尤銘抓住了楊榮寶的手腕,卻發現他的手在抖, 抖的幅度很小,但頻率卻很高。

“楊榮寶!”尤銘提高了音量, 但除了江予安沒有被游戲蠱惑以外,其他人似乎都聽不見他的聲音。

這種感覺很奇特。

明明他遇見再怎麽猙獰的鬼都沒有過這種感覺。

好像有什麽無法控制的東西一直在他們周圍。

是一種久違了的無力感。

尤銘伸手, 遮住了楊榮寶的耳朵, 低聲念起了清心咒。

尤銘的聲音很輕,嗓音也很好聽,他還記得上初中音樂課的時候,站在他旁邊的同學會誇他有一把好嗓子, 如果以後能當歌手一定會大紅大紫。

這聲音回蕩在室內,楊榮寶忽然發出巨大的咳嗽聲, 他的手抓住自己的胸口,咳得上氣不接下氣,臉憋得通紅。

其他人也沒好到哪兒去。

就連周老都是一臉驚恐的後仰。

尤銘連忙把電視關了。

楊榮寶咳得眼淚都出來了, 他伸手去拿水杯, 因為手抖把水杯掉在了地上, 水把地毯暈出了一塊痕跡, 他艱難地說:“這是個什麽鬼游戲?”

鄭叔他們的表情也難看到了極點。

“我從來沒見過這樣的……”鄭叔像是在自言自語。

周遠在旁邊說:“咒術需要媒介, 也需要受害者的生辰八字,如果這個游戲就是媒介,受害者又是怎麽挑選的?”

隨機比固定對象更恐怖。

因為不知道究竟會有多少個受害者。

江予安就坐在旁邊,他也不插話,靜靜的看著眼前的一切,嘴角還掛著笑容,但這笑容冷漠至極,眼裏只有尤銘,好像其他人都不存在。

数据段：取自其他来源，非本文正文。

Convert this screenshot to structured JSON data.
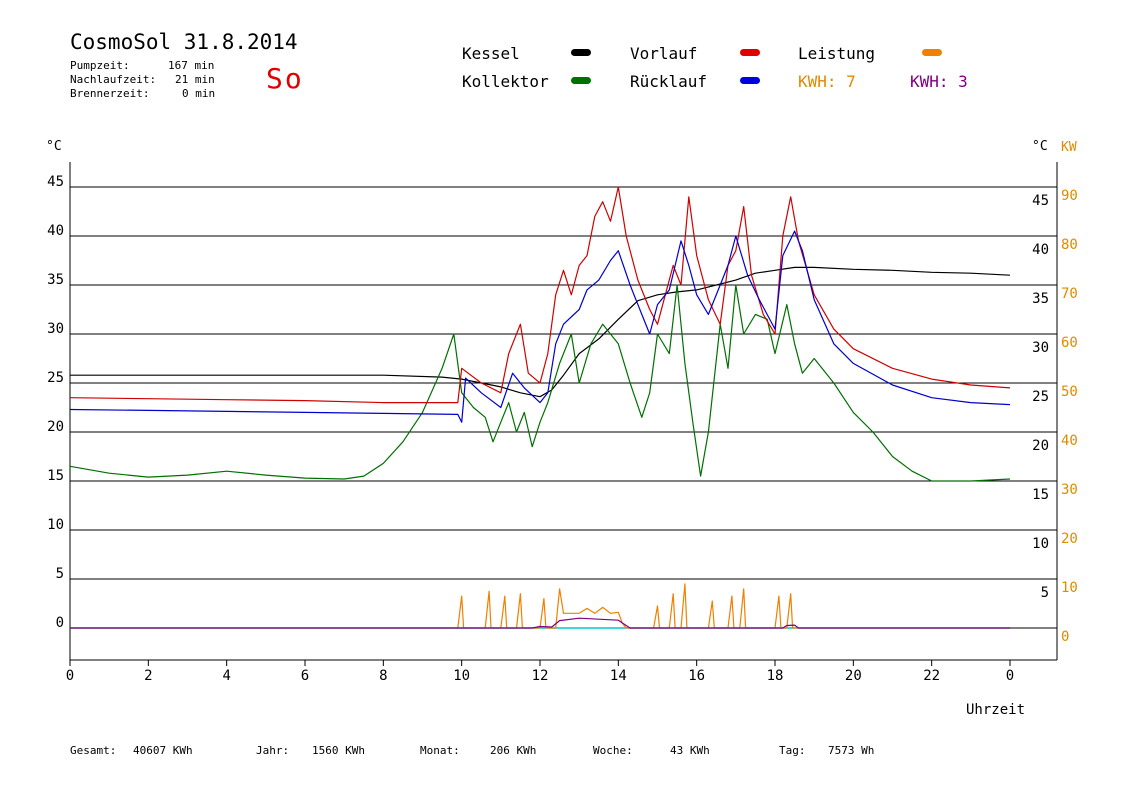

周遠的餘光瞥到了江予安,他有瞬間的緊張和恐懼,來源毫無道理,卻揮之不去。

尤銘把碟片拿出來,原本泛著鐳射光線的碟片瞬間破碎,化作黑灰。

這張碟廢了。

“馮嚴的碟片玩過。”尤銘忽然說,“但他的沒有拿出來就變黑,是為什麽?”

“除了馮嚴以外,知道的兩個死者都是自己傷害自己,一個撕掉了自己的臉皮,一個砍了自己的腿,但只有馮嚴沒有,他唯一的失常舉動就是因為幻覺跳樓,跟前兩者差別很大。”

“總是有原因。”尤銘看了眼躺在床上還沒有醒來的馮嚴。

原因就在馮嚴身上,只要找出原因,就會找到線索。

馮嚴醒的時候,看見就是屋子裏好幾個陌生人,他的頭很暈,不知道自己是怎麽睡過去的,他的記憶還停留在尤銘勸他可以重新開始的時候。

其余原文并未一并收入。